Controversy by I articulate that it speaks of the military Spanish precoup participants who support to the dismissed Mena



She is a contributor of the Avui newspaper, published in Catalan, where in its section "PASALO", it does ironia of the politica and social reality, and in this ironiza case that the Spanish military harian who supported general lieutenant Mena, who defended to apply the scandalous one I articulate 8 of the Spanish constituión that atribuy ea the military in militarily occupying a nation like the Catalan, instead of countermanding, as it requests the international press, since they are not supeditan to the political power.I articulate of Iu Forn, that exception of phrase cleared of outside context in reference to the mothers of the military, to had rectification on the other hand, has many supports in Catalunya, dice impunity of brunete mediatic españolista (ABC, world, the REASON....) that they have atiado hatred towards the journalist, arriving to him even death threats and insults, such that lies and usually manipulates the Catalan reality. We reproduce the translation to you in Castilian so that you think:"Pásalo. Manual of the good coup participant ", by Iu FornThey underwent a pandemic of the military of a very high graduation (possibly absenta) to which does not like the Statute. That is, that as they are enfadaditos are dedicated to threaten removing the tanks to us to the street. Or, then, or they remove them from once or they shut up (also of once). And if in the end they think that there are to do what historically they have done in other cases, permítanme advice of friend:If they enter Barcelona by the Diagonal, leave the tanks and they take the street car, that we are speaking of a sustainable city. Once in the Diagonal they will see that by hand right it is the seat of the Caixa, already know, those of the OPA that he wants to kill of hunger to Ej-paña. It is evident that he deserves to be assaulted. But taken care of much! If in an office they are with a high and blond girl, déjenla peacefully. He could be a daughter of the King, who works in the company.If in the heat of sacking of the city decides to return to take papers, better than they hope that they return those that now are arriving from Salamanca. If together ones take to them all, will take advantage of the transport and will save a dinerito, that always comes well. Remember that the decree of civismo of Barcelona prohibits the supposed practice of the prostitution in according to what.
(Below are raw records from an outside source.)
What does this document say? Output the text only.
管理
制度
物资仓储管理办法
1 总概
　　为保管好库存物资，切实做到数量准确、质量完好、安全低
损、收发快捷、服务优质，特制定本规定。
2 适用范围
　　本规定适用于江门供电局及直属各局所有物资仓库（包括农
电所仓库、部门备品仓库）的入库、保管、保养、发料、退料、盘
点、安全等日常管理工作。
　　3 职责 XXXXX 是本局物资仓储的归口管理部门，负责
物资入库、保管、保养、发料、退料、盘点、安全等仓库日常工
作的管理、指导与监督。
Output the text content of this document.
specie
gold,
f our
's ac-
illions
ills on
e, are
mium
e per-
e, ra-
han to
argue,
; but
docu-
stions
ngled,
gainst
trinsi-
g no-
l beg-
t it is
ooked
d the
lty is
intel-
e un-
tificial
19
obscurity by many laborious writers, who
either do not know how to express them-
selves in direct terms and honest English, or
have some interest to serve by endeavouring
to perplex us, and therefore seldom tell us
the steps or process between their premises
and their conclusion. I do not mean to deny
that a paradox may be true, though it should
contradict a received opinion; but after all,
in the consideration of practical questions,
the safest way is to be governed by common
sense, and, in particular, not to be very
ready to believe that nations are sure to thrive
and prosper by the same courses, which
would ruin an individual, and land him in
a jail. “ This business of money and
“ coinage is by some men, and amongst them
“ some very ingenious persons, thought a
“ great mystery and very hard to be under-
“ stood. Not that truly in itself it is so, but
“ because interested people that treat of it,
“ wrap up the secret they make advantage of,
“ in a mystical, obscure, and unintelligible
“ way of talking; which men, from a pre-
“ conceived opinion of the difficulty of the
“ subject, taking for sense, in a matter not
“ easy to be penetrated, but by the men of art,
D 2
Therefore, better than they come without its mothers.Important warning: They know that the Financial Times, that newspaper that affirmed Tuesday that article 8 of the Constitution has "imperfections", that to request to be a nation is a democratic yearning and that the attitude of the PP in the Mena case "can represent one more a greater threat for the unit of Spain that the autonomistas ambitions of Catalonia"? Then that newspaper is not Catalan. In order to bomb it they would have to call to information of Great Britain and to request its direction to him.Ah, and a very important thing that it left me: mainly they pay attention to the gentleman to the Supreme Court and nothing else to get apúntense to dance sevillanas, not outside to be the case that ended up learning Catalan ".